Parlaci allora un po’ di “Metamorfosis”.
«È una serie per il web che parla di due donne, entrambe hanno appena concluso la loro relazione, entrambe si trovano ad affrontare questo dolore, per capire, infine, che per amare veramente senza essere “bisognose d’amore”, è necessario prima di tutto riuscire ad amare se stessi per evitare di cadere nell’autoannullamento, nell’annullamento della propria personalità. Tutto questo succede a NYC, città che accoglie entrambe: una portoricana e un’italiana (interpretata da me). E quindi si parlerà anche della difficoltà sociale di vivere in un paese straniero: per esempio Angelika,l’italiana, si troverà ad affrontare il problema del visto e del lavoro.
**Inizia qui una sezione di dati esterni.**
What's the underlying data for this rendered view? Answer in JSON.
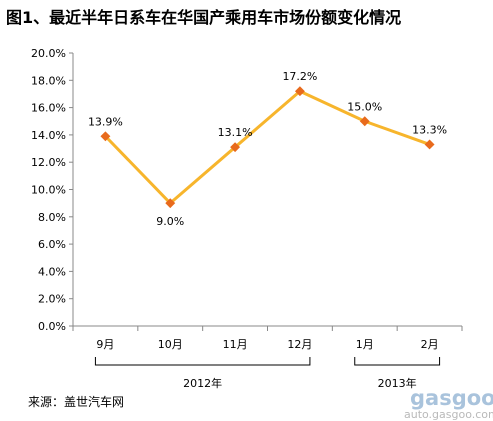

Quindi, anche se la città di New York gioca un ruolo fondamentale, “Metamorfosis” si allontana di molto dal genere “Sex & The City”. Non è una serie contro gli uomini (nel senso di genere), ma parla piuttosto di come tutti gli esseri umani debbano affrontare necessariamente una trasformazione (metamorfosis) nel corso della loro vita. Ogni episodio avrà un regista o una regista diverso/a, perché c’è l’idea di voler rappresentare i diversi punti di vista e il gusto artistico differente dato dalle diverse culture. E quindi abbiamo già confermato come “directors” un americano, una paraguayana e un asiatico».
Perché avete scelto il web?
«Perché è libero, perché è gratis per gli spettatori/utenti e perché permette di raggiungere tutti: dall’Italia, agli USA, all’Asia».
Cosa pensi attualmente dell’Italia?
«Voglio ancora lavorare nel mio paese ma, quando ho deciso di andare via, ero troppo stanca perché combattevo contro un muro di gomma: i pugni e le urla rimbalzavano e mi colpivano così forte che mi avevano stordito e mi stavano mandando al tappeto. Non è sempre facile, lontani da casa, dagli affetti, da tutto ciò che culturalmente ti è familiare, ma l’energia della sfida, della possibilità è per me semplicemente… vita».